Une étude de Grant Thornton, groupe leader d’audit et de conseil en France et dans le monde, menée par Experian Business Strategies Ltd. auprès d’un panel de 7 400 entreprises privées, à travers 36 pays représentant 81 % du PIB mondial, montre que 39 % des dirigeants de PME françaises interrogés considèrent que la fiscalité n’a aucun impact dans leurs décisions d’investissement à l’étranger comparé à 17 % au niveau mondial.

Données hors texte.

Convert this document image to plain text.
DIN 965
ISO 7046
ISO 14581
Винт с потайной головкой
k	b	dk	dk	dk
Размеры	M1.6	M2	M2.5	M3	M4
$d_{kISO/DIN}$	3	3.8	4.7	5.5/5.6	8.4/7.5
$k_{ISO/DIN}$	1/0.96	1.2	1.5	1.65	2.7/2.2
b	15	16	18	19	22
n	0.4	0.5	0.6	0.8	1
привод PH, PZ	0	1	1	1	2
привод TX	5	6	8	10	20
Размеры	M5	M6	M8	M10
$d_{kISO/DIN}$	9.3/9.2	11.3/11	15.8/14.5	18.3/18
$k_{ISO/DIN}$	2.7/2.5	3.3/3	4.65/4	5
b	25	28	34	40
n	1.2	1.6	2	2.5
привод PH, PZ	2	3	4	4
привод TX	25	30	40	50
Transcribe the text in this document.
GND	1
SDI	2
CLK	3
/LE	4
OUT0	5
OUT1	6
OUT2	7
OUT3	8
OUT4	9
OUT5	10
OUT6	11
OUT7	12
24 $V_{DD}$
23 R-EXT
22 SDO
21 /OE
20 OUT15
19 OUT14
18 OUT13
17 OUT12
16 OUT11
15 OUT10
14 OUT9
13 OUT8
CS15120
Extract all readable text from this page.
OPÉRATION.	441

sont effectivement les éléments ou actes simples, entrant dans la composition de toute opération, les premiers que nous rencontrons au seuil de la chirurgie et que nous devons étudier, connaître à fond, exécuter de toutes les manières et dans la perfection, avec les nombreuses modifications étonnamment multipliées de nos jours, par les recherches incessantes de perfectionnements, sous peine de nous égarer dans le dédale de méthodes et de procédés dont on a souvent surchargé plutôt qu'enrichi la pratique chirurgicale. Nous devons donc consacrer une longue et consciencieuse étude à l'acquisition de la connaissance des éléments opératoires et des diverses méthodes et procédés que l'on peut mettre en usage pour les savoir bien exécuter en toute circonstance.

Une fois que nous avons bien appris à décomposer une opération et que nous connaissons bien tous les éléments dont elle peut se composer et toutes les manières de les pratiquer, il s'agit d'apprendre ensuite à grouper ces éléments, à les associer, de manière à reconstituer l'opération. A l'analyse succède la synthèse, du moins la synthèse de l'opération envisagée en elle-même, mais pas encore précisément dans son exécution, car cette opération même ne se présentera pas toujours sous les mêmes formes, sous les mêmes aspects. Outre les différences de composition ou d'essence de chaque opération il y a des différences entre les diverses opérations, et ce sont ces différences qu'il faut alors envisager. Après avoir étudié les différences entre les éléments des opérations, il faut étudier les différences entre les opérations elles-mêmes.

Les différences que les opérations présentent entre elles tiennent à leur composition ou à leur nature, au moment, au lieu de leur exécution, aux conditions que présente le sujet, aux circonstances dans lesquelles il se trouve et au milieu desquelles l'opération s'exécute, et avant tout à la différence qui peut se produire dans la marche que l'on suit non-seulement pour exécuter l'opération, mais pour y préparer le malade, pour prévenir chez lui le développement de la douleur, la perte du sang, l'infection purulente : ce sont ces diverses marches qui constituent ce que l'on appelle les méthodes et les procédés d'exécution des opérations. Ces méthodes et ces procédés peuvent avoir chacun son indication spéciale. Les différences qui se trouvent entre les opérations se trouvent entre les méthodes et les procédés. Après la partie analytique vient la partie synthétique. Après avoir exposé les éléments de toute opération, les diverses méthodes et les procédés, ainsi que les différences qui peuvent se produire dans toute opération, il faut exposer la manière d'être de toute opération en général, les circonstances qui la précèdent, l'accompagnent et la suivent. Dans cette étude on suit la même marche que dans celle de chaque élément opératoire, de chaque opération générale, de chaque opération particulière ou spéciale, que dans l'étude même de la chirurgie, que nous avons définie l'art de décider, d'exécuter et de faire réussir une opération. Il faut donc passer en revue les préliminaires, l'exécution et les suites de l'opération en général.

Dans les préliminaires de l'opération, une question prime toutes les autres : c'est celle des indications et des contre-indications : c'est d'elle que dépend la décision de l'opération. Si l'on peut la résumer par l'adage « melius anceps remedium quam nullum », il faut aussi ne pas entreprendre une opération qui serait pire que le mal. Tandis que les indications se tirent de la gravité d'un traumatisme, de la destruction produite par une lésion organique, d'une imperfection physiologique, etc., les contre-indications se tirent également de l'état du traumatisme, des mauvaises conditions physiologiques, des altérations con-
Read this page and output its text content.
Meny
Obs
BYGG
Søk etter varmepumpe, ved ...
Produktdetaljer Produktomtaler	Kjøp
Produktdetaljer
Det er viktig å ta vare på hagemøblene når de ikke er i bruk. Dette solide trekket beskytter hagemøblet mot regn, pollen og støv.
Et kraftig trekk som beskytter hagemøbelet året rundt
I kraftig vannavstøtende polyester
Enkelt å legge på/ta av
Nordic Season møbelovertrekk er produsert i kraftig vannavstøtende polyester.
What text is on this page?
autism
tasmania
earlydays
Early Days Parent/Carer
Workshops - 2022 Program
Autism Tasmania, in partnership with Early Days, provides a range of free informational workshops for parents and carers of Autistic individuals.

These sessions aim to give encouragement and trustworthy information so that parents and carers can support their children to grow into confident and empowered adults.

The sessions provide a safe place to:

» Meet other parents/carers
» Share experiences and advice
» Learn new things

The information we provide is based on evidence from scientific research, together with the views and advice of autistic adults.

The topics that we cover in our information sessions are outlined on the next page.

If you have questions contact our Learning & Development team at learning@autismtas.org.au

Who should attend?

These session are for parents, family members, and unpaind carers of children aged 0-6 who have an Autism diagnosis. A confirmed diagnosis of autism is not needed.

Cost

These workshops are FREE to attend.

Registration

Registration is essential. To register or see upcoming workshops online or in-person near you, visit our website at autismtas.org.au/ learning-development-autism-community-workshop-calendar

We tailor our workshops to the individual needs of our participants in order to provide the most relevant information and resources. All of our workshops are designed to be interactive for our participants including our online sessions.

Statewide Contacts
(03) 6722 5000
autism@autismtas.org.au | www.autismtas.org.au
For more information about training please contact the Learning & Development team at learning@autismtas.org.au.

Jérôme Bogaert, associé responsable du département fiscal de Grant Thornton Société d’Avocats, analyse : « Dans le cadre d’un investissement à l’étranger, les aspects fiscaux sont obligatoirement à prendre en considération bien avant l’investissement. La fiscalité générée par une nouvelle implantation à l’étranger, sous quelle que forme que ce soit, peut, en effet, représenter un coût significatif et non anticipé pour l’entreprise. C’est pourquoi il est important de bien connaître l’environnement fiscal du pays concerné avant toute prise de décision, dans le but de minimiser et de prévoir avec un minimum de fiabilité l’impact fiscal immédiat et/ou différé en découlant. Les dirigeants français de PME y sont nettement moins sensibles que leurs homologues étrangers à la fois pour des raisons culturelles et techniques : c’est aussi une question de formation et de mentalité ».

Les aspects fiscaux qui pourraient inciter davantage les chefs d’entreprises françaises à envisager la création d’une filiale ou d’un établissement à l’étranger sont un taux réduit de charges patronales (à 42 %), une période de franchise fiscale de 5 ans (à 33 %), ainsi qu’un régime fiscal stable dans la zone d’investissement (29 %). En revanche, au niveau européen, les principaux aspects fiscaux incitatifs seraient un régime fiscal équilibré et un faible taux d’imposition des bénéfices (respectivement 40 et 39 %), mais également une période de franchise fiscale de 5 ans (39 % également).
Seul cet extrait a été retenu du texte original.